You'll need to know when the satellites pass over your location. Use tools like gpredict or online pass predictors (heavens-above.com). Good passes (elevation >30°) give you clear images; low passes produce partial images.

RTL_433: Home Weather Stations and IoT Sensors

rtl_433 decodes hundreds of ISM-band devices: thermometers, rain gauges, soil sensors, tire pressure sensors, doorbell receivers, and more. If you have an Oregon Scientific weather station or similar, run:

sudo apt install rtl-433
rtl_433 -f 433.92M -A

It'll decode anything it sees and print JSON output. Pipe this into Influx/Grafana for local weather dashboards, or into Home Assistant for automations triggered by outdoor temperature.

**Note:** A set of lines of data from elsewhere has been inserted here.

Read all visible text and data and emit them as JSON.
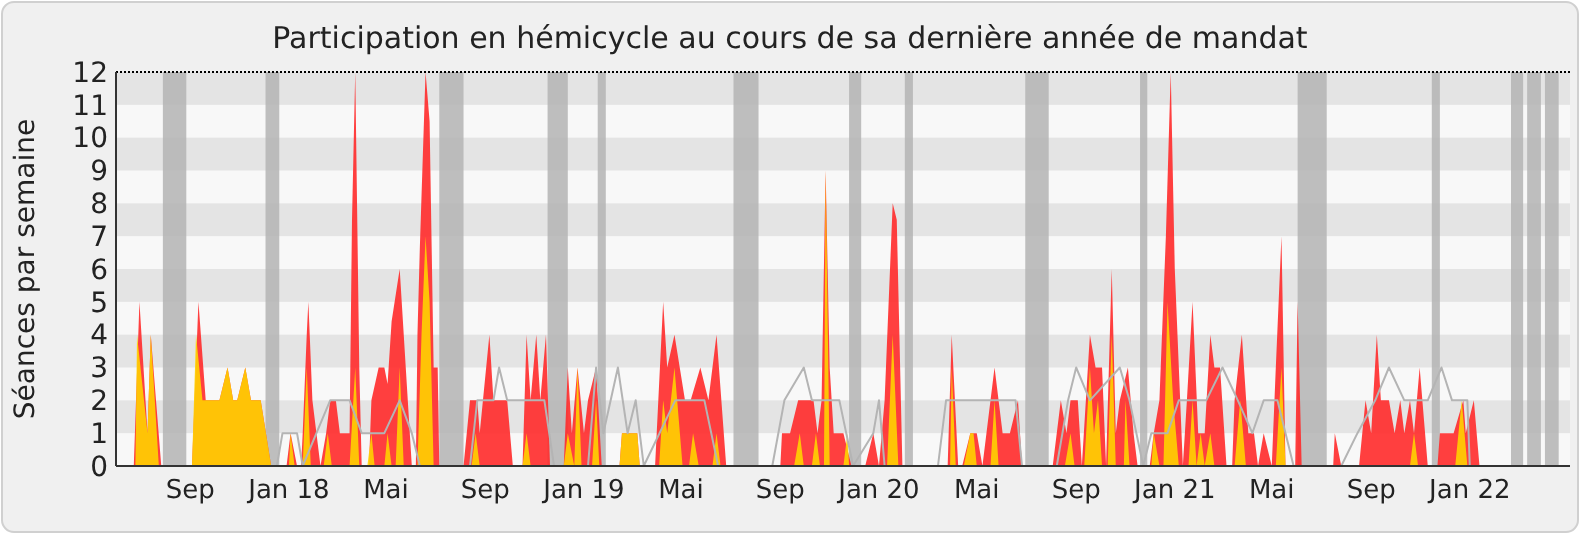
{
  "chart_data": {
    "type": "area",
    "title": "Participation en hémicycle au cours de sa dernière année de mandat",
    "ylabel": "Séances par semaine",
    "xlim": [
      "2017-06-01",
      "2022-05-05"
    ],
    "xticks": [
      {
        "value": "2017-09-01",
        "label": "Sep"
      },
      {
        "value": "2018-01-01",
        "label": "Jan 18"
      },
      {
        "value": "2018-05-01",
        "label": "Mai"
      },
      {
        "value": "2018-09-01",
        "label": "Sep"
      },
      {
        "value": "2019-01-01",
        "label": "Jan 19"
      },
      {
        "value": "2019-05-01",
        "label": "Mai"
      },
      {
        "value": "2019-09-01",
        "label": "Sep"
      },
      {
        "value": "2020-01-01",
        "label": "Jan 20"
      },
      {
        "value": "2020-05-01",
        "label": "Mai"
      },
      {
        "value": "2020-09-01",
        "label": "Sep"
      },
      {
        "value": "2021-01-01",
        "label": "Jan 21"
      },
      {
        "value": "2021-05-01",
        "label": "Mai"
      },
      {
        "value": "2021-09-01",
        "label": "Sep"
      },
      {
        "value": "2022-01-01",
        "label": "Jan 22"
      }
    ],
    "ylim": [
      0,
      12
    ],
    "yticks": [
      0,
      1,
      2,
      3,
      4,
      5,
      6,
      7,
      8,
      9,
      10,
      11,
      12
    ],
    "bands": [
      {
        "axis": "x",
        "from": "2017-07-29",
        "to": "2017-08-27",
        "color": "#b4b4b4"
      },
      {
        "axis": "x",
        "from": "2017-12-03",
        "to": "2017-12-20",
        "color": "#b4b4b4"
      },
      {
        "axis": "x",
        "from": "2018-07-06",
        "to": "2018-08-05",
        "color": "#b4b4b4"
      },
      {
        "axis": "x",
        "from": "2018-11-17",
        "to": "2018-12-12",
        "color": "#b4b4b4"
      },
      {
        "axis": "x",
        "from": "2019-01-18",
        "to": "2019-01-28",
        "color": "#b4b4b4"
      },
      {
        "axis": "x",
        "from": "2019-07-05",
        "to": "2019-08-05",
        "color": "#b4b4b4"
      },
      {
        "axis": "x",
        "from": "2019-11-25",
        "to": "2019-12-10",
        "color": "#b4b4b4"
      },
      {
        "axis": "x",
        "from": "2020-02-02",
        "to": "2020-02-12",
        "color": "#b4b4b4"
      },
      {
        "axis": "x",
        "from": "2020-06-30",
        "to": "2020-07-29",
        "color": "#b4b4b4"
      },
      {
        "axis": "x",
        "from": "2020-11-19",
        "to": "2020-11-28",
        "color": "#b4b4b4"
      },
      {
        "axis": "x",
        "from": "2021-06-02",
        "to": "2021-07-08",
        "color": "#b4b4b4"
      },
      {
        "axis": "x",
        "from": "2021-11-15",
        "to": "2021-11-25",
        "color": "#b4b4b4"
      },
      {
        "axis": "x",
        "from": "2022-02-21",
        "to": "2022-03-08",
        "color": "#b4b4b4"
      },
      {
        "axis": "x",
        "from": "2022-03-13",
        "to": "2022-03-30",
        "color": "#b4b4b4"
      },
      {
        "axis": "x",
        "from": "2022-04-04",
        "to": "2022-04-21",
        "color": "#b4b4b4"
      }
    ],
    "series": [
      {
        "color": "#ff2a2a",
        "x": [
          "2017-06-23",
          "2017-06-30",
          "2017-07-10",
          "2017-07-14",
          "2017-07-27",
          "2017-09-03",
          "2017-09-11",
          "2017-09-20",
          "2017-10-07",
          "2017-10-17",
          "2017-10-24",
          "2017-10-29",
          "2017-11-08",
          "2017-11-15",
          "2017-11-27",
          "2017-12-10",
          "2017-12-29",
          "2018-01-03",
          "2018-01-11",
          "2018-01-16",
          "2018-01-18",
          "2018-01-23",
          "2018-01-25",
          "2018-01-30",
          "2018-02-04",
          "2018-02-09",
          "2018-02-16",
          "2018-02-21",
          "2018-02-28",
          "2018-03-05",
          "2018-03-17",
          "2018-03-20",
          "2018-03-24",
          "2018-03-29",
          "2018-04-01",
          "2018-04-10",
          "2018-04-13",
          "2018-04-22",
          "2018-04-29",
          "2018-05-03",
          "2018-05-08",
          "2018-05-18",
          "2018-05-28",
          "2018-06-02",
          "2018-06-07",
          "2018-06-09",
          "2018-06-12",
          "2018-06-19",
          "2018-06-24",
          "2018-06-29",
          "2018-07-04",
          "2018-07-06",
          "2018-08-05",
          "2018-08-13",
          "2018-08-22",
          "2018-08-25",
          "2018-09-06",
          "2018-09-11",
          "2018-09-18",
          "2018-09-28",
          "2018-10-05",
          "2018-10-17",
          "2018-10-22",
          "2018-10-27",
          "2018-11-03",
          "2018-11-08",
          "2018-11-15",
          "2018-11-20",
          "2018-12-07",
          "2018-12-12",
          "2018-12-17",
          "2018-12-24",
          "2019-01-01",
          "2019-01-06",
          "2019-01-16",
          "2019-01-23",
          "2019-02-14",
          "2019-02-17",
          "2019-03-08",
          "2019-03-11",
          "2019-03-30",
          "2019-04-09",
          "2019-04-14",
          "2019-04-23",
          "2019-05-06",
          "2019-05-13",
          "2019-05-25",
          "2019-06-04",
          "2019-06-14",
          "2019-06-26",
          "2019-09-01",
          "2019-09-03",
          "2019-09-13",
          "2019-09-23",
          "2019-09-30",
          "2019-10-12",
          "2019-10-17",
          "2019-10-22",
          "2019-10-27",
          "2019-11-01",
          "2019-11-06",
          "2019-11-18",
          "2019-11-28",
          "2019-12-15",
          "2019-12-25",
          "2020-01-01",
          "2020-01-08",
          "2020-01-18",
          "2020-01-23",
          "2020-01-30",
          "2020-03-26",
          "2020-03-31",
          "2020-04-08",
          "2020-04-13",
          "2020-04-23",
          "2020-05-01",
          "2020-05-08",
          "2020-05-13",
          "2020-05-23",
          "2020-06-02",
          "2020-06-11",
          "2020-06-21",
          "2020-06-26",
          "2020-08-03",
          "2020-08-13",
          "2020-08-20",
          "2020-08-25",
          "2020-09-03",
          "2020-09-08",
          "2020-09-13",
          "2020-09-18",
          "2020-09-25",
          "2020-10-03",
          "2020-10-08",
          "2020-10-15",
          "2020-10-20",
          "2020-10-25",
          "2020-11-04",
          "2020-11-11",
          "2020-11-16",
          "2020-12-01",
          "2020-12-06",
          "2020-12-13",
          "2020-12-21",
          "2020-12-27",
          "2021-01-01",
          "2021-01-11",
          "2021-01-16",
          "2021-01-23",
          "2021-01-30",
          "2021-02-07",
          "2021-02-14",
          "2021-02-19",
          "2021-02-26",
          "2021-03-06",
          "2021-03-13",
          "2021-03-16",
          "2021-03-25",
          "2021-04-02",
          "2021-04-09",
          "2021-04-14",
          "2021-04-21",
          "2021-05-01",
          "2021-05-06",
          "2021-05-13",
          "2021-05-18",
          "2021-05-30",
          "2021-06-02",
          "2021-06-07",
          "2021-07-16",
          "2021-07-18",
          "2021-07-26",
          "2021-08-17",
          "2021-08-25",
          "2021-09-01",
          "2021-09-08",
          "2021-09-13",
          "2021-09-23",
          "2021-09-30",
          "2021-10-07",
          "2021-10-12",
          "2021-10-19",
          "2021-10-24",
          "2021-10-31",
          "2021-11-10",
          "2021-11-22",
          "2021-11-25",
          "2021-12-12",
          "2021-12-24",
          "2021-12-27",
          "2022-01-06",
          "2022-01-13"
        ],
        "values": [
          0,
          5,
          1,
          4,
          0,
          0,
          5,
          2,
          2,
          3,
          2,
          2,
          3,
          2,
          2,
          0,
          0,
          1,
          0,
          0,
          1,
          4,
          5,
          2,
          1,
          0,
          1,
          2,
          2,
          1,
          1,
          7.5,
          12,
          3,
          0,
          0,
          2,
          3,
          3,
          2.5,
          4.4,
          6,
          2,
          0,
          0,
          4,
          6.7,
          12,
          10.5,
          3,
          3,
          0,
          0,
          2,
          2,
          1,
          4,
          2,
          2,
          2,
          0,
          0,
          4,
          2,
          4,
          2,
          4,
          0,
          0,
          3,
          1,
          3,
          1,
          2,
          3,
          0,
          0,
          1,
          1,
          0,
          0,
          5,
          3,
          4,
          2,
          2,
          3,
          2,
          4,
          0,
          0,
          1,
          1,
          2,
          2,
          2,
          1,
          2,
          9,
          3,
          1,
          1,
          0,
          0,
          1,
          0,
          2,
          8,
          7.5,
          0,
          0,
          4,
          0,
          0,
          1,
          1,
          0,
          1,
          3,
          1,
          1,
          2,
          0,
          0,
          2,
          1,
          2,
          2,
          0,
          2,
          4,
          3,
          3,
          0,
          6,
          1,
          2,
          3,
          1,
          0,
          0,
          1,
          2,
          7,
          12,
          6,
          0,
          2,
          5,
          1,
          1,
          4,
          3,
          3,
          0,
          0,
          2,
          4,
          1,
          1,
          0,
          1,
          0,
          3,
          7,
          0,
          0,
          5,
          0,
          0,
          1,
          0,
          0,
          2,
          1,
          4,
          2,
          2,
          1,
          2,
          1,
          2,
          1,
          3,
          0,
          0,
          1,
          1,
          2,
          1,
          2,
          0
        ]
      },
      {
        "color": "#ffd200",
        "x": [
          "2017-06-25",
          "2017-06-27",
          "2017-07-10",
          "2017-07-14",
          "2017-07-24",
          "2017-09-03",
          "2017-09-08",
          "2017-09-16",
          "2017-10-07",
          "2017-10-17",
          "2017-10-24",
          "2017-10-29",
          "2017-11-08",
          "2017-11-15",
          "2017-11-27",
          "2017-12-10",
          "2018-01-01",
          "2018-01-03",
          "2018-01-08",
          "2018-01-18",
          "2018-01-23",
          "2018-01-28",
          "2018-02-13",
          "2018-02-18",
          "2018-02-23",
          "2018-03-17",
          "2018-03-24",
          "2018-03-29",
          "2018-04-08",
          "2018-04-13",
          "2018-04-17",
          "2018-04-29",
          "2018-05-03",
          "2018-05-08",
          "2018-05-13",
          "2018-05-18",
          "2018-05-23",
          "2018-06-09",
          "2018-06-14",
          "2018-06-19",
          "2018-06-24",
          "2018-06-29",
          "2018-08-15",
          "2018-08-20",
          "2018-08-25",
          "2018-10-17",
          "2018-10-22",
          "2018-10-27",
          "2018-12-07",
          "2018-12-12",
          "2018-12-20",
          "2018-12-24",
          "2018-12-29",
          "2019-01-11",
          "2019-01-16",
          "2019-01-20",
          "2019-02-14",
          "2019-02-17",
          "2019-03-08",
          "2019-03-11",
          "2019-04-04",
          "2019-04-09",
          "2019-04-14",
          "2019-04-23",
          "2019-05-03",
          "2019-05-11",
          "2019-05-16",
          "2019-05-23",
          "2019-06-09",
          "2019-06-14",
          "2019-06-19",
          "2019-09-18",
          "2019-09-25",
          "2019-09-30",
          "2019-10-10",
          "2019-10-15",
          "2019-10-20",
          "2019-10-25",
          "2019-10-27",
          "2019-11-01",
          "2019-11-18",
          "2019-11-23",
          "2019-11-25",
          "2020-01-11",
          "2020-01-18",
          "2020-01-25",
          "2020-03-29",
          "2020-03-31",
          "2020-04-05",
          "2020-04-15",
          "2020-04-23",
          "2020-04-27",
          "2020-05-01",
          "2020-05-18",
          "2020-05-23",
          "2020-05-28",
          "2020-08-18",
          "2020-08-25",
          "2020-08-30",
          "2020-09-11",
          "2020-09-18",
          "2020-09-23",
          "2020-09-28",
          "2020-10-03",
          "2020-10-10",
          "2020-10-15",
          "2020-10-20",
          "2020-10-30",
          "2020-11-01",
          "2020-11-06",
          "2020-12-03",
          "2020-12-06",
          "2020-12-13",
          "2020-12-18",
          "2020-12-23",
          "2020-12-30",
          "2021-01-06",
          "2021-01-18",
          "2021-01-23",
          "2021-01-28",
          "2021-02-02",
          "2021-02-07",
          "2021-02-14",
          "2021-02-19",
          "2021-03-16",
          "2021-03-23",
          "2021-03-30",
          "2021-05-06",
          "2021-05-13",
          "2021-05-18",
          "2021-10-19",
          "2021-10-24",
          "2021-10-29",
          "2021-12-14",
          "2021-12-22",
          "2021-12-29"
        ],
        "values": [
          0,
          4,
          1,
          4,
          0,
          0,
          4,
          2,
          2,
          3,
          2,
          2,
          3,
          2,
          2,
          0,
          0,
          1,
          0,
          0,
          3,
          0,
          0,
          1,
          0,
          0,
          3,
          0,
          0,
          1,
          0,
          0,
          1,
          0,
          0,
          3,
          0,
          0,
          4,
          7,
          5,
          0,
          0,
          1,
          0,
          0,
          1,
          0,
          0,
          1,
          0,
          3,
          0,
          0,
          2,
          0,
          0,
          1,
          1,
          0,
          0,
          2,
          1,
          3,
          0,
          0,
          1,
          0,
          0,
          1,
          0,
          0,
          1,
          0,
          0,
          1,
          0,
          0,
          9,
          0,
          0,
          1,
          0,
          0,
          4,
          0,
          0,
          3,
          0,
          0,
          1,
          1,
          0,
          0,
          2,
          0,
          0,
          1,
          0,
          0,
          3,
          1,
          2,
          0,
          0,
          4,
          0,
          0,
          2,
          0,
          0,
          1,
          0,
          0,
          5,
          2,
          0,
          0,
          2,
          0,
          1,
          0,
          1,
          0,
          0,
          2,
          0,
          0,
          3,
          0,
          0,
          1,
          0,
          0,
          2,
          0
        ]
      },
      {
        "type": "line",
        "color": "#b4b4b4",
        "x": [
          "2017-12-17",
          "2017-12-24",
          "2018-01-11",
          "2018-01-18",
          "2018-02-04",
          "2018-02-21",
          "2018-03-17",
          "2018-04-01",
          "2018-04-29",
          "2018-05-18",
          "2018-06-02",
          "2018-06-12",
          "2018-08-13",
          "2018-08-22",
          "2018-09-11",
          "2018-09-18",
          "2018-09-28",
          "2018-11-13",
          "2018-11-25",
          "2019-01-06",
          "2019-01-16",
          "2019-01-25",
          "2019-02-12",
          "2019-02-24",
          "2019-03-06",
          "2019-03-16",
          "2019-04-24",
          "2019-05-30",
          "2019-06-16",
          "2019-08-22",
          "2019-09-06",
          "2019-09-30",
          "2019-10-10",
          "2019-11-13",
          "2019-11-30",
          "2019-12-25",
          "2020-01-01",
          "2020-01-08",
          "2020-03-14",
          "2020-03-24",
          "2020-04-20",
          "2020-05-25",
          "2020-06-18",
          "2020-06-26",
          "2020-08-08",
          "2020-08-22",
          "2020-09-01",
          "2020-09-18",
          "2020-10-25",
          "2020-11-06",
          "2020-11-23",
          "2020-12-03",
          "2020-12-23",
          "2021-01-06",
          "2021-02-09",
          "2021-03-01",
          "2021-03-20",
          "2021-04-07",
          "2021-04-21",
          "2021-05-08",
          "2021-05-28",
          "2021-07-26",
          "2021-08-15",
          "2021-09-06",
          "2021-09-23",
          "2021-10-12",
          "2021-11-10",
          "2021-11-27",
          "2021-12-10",
          "2021-12-29",
          "2022-01-01"
        ],
        "values": [
          0,
          1,
          1,
          0,
          1,
          2,
          2,
          1,
          1,
          2,
          1,
          0,
          0,
          2,
          2,
          3,
          2,
          2,
          0,
          0,
          3,
          1,
          3,
          1,
          2,
          0,
          2,
          2,
          0,
          0,
          2,
          3,
          2,
          2,
          0,
          1,
          2,
          0,
          0,
          2,
          2,
          2,
          2,
          0,
          0,
          2,
          3,
          2,
          3,
          2,
          0,
          1,
          1,
          2,
          2,
          3,
          2,
          1,
          2,
          2,
          0,
          0,
          1,
          2,
          3,
          2,
          2,
          3,
          2,
          2,
          0
        ]
      }
    ]
  }
}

Docker Deployment for Always-On ADS-B

For a persistent setup, Docker makes it easy to run multiple SDR services:

# docker-compose.yml for ADS-B + graph tracking
services:
  dump1090:
    image: mikenye/readsb-protobuf:latest
    devices:
      - /dev/bus/usb:/dev/bus/usb
    ports:
      - "8080:8080"
      - "30005:30005"
    environment:
      READSB_NET_ENABLE: "true"
      READSB_GAIN: "autogain"
    restart: unless-stopped

  piaware:
    image: mikenye/piaware:latest
    depends_on:
      - dump1090
    environment:
      FEEDER_AERIAL_LATITUDE: "47.6"
      FEEDER_AERIAL_LONGITUDE: "-122.3"
      FLIGHTAWARE_FEEDER_ID: "your-id"
    restart: unless-stopped

Getting Started: The $30 Setup

  1. Order: RTL-SDR Blog V4 dongle with the included dipole antenna kit ($30)
  2. Install SDR++ on your laptop or desktop
  3. Start with FM radio to confirm everything works
  4. Move to ADS-B: Swap to the included monopole antenna, tune to 1090 MHz, install dump1090
  5. Explore from there: Try rtl_433 for local sensors, then chase a NOAA pass

The learning curve is moderate — SDR concepts (sample rates, IQ data, frequency vs bandwidth) take some reading. The reward is seeing your local airspace in real-time from a $30 dongle.